Is There Now An Opportunity In Helen of Troy Limited (NASDAQ:HELE)?
While Helen of Troy Limited (NASDAQ:HELE) might not have the largest market cap around , it received a lot of attention from a substantial price movement on the NASDAQGS over the last few months, increasing to US$109 at one point, and dropping to the lows of US$48.49. Some share price movements can give investors a better opportunity to enter into the stock, and potentially buy at a lower price. A question to answer is whether Helen of Troy's current trading price of US$52.47 reflective of the actual value of the small-cap? Or is it currently undervalued, providing us with the opportunity to buy? Let’s take a look at Helen of Troy’s outlook and value based on the most recent financial data to see if there are any catalysts for a price change.
Check out our latest analysis for Helen of Troy
What Is Helen of Troy Worth?
Great news for investors – Helen of Troy is still trading at a fairly cheap price according to our price multiple model, where we compare the company's price-to-earnings ratio to the industry average. In this instance, we’ve used the price-to-earnings (PE) ratio given that there is not enough information to reliably forecast the stock’s cash flows. we find that Helen of Troy’s ratio of 7.86x is below its peer average of 11.91x, which indicates the stock is trading at a lower price compared to the Consumer Durables industry. Another thing to keep in mind is that Helen of Troy’s share price is quite stable relative to the rest of the market, as indicated by its low beta. This means that if you believe the current share price should move towards its industry peers, a low beta could suggest it is not likely to reach that level anytime soon, and once it’s there, it may be hard to fall back down into an attractive buying range again.
What kind of growth will Helen of Troy generate?
Investors looking for growth in their portfolio may want to consider the prospects of a company before buying its shares. Although value investors would argue that it’s the intrinsic value relative to the price that matter the most, a more compelling investment thesis would be high growth potential at a cheap price. However, with a negative profit growth of -13% expected next year, near-term growth certainly doesn’t appear to be a driver for a buy decision for Helen of Troy. This certainty tips the risk-return scale towards higher risk.
What This Means For You
Are you a shareholder? Although HELE is currently trading below the industry PE ratio, the negative profit outlook does bring on some uncertainty, which equates to higher risk. Consider whether you want to increase your portfolio exposure to HELE, or whether diversifying into another stock may be a better move for your total risk and return.
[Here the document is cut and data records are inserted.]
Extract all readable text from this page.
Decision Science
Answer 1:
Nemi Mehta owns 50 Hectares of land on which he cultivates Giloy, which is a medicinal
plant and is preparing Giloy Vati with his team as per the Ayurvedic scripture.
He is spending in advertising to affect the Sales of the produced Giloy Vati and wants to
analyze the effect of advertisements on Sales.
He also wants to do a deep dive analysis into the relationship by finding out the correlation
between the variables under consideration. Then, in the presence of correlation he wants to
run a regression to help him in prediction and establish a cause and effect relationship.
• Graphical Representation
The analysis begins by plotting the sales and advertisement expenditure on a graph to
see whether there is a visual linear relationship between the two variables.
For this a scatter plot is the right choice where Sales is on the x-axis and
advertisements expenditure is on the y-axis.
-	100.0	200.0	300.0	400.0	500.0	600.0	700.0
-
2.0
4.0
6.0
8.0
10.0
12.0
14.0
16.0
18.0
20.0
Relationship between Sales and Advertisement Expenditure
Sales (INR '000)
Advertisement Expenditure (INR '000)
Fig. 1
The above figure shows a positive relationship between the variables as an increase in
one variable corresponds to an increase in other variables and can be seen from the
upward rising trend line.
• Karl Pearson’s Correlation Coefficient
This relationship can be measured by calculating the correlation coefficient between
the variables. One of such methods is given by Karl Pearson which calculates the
Are you a potential investor? If you’ve been keeping an eye on HELE for a while, but hesitant on making the leap, we recommend you research further into the stock. Given its current price multiple, now is a great time to make a decision. But keep in mind the risks that come with negative growth prospects in the future.
So while earnings quality is important, it's equally important to consider the risks facing Helen of Troy at this point in time. You'd be interested to know, that we found 1 warning sign for Helen of Troy and you'll want to know about it.
If you are no longer interested in Helen of Troy, you can use our free platform to see our list of over 50 other stocks with a high growth potential.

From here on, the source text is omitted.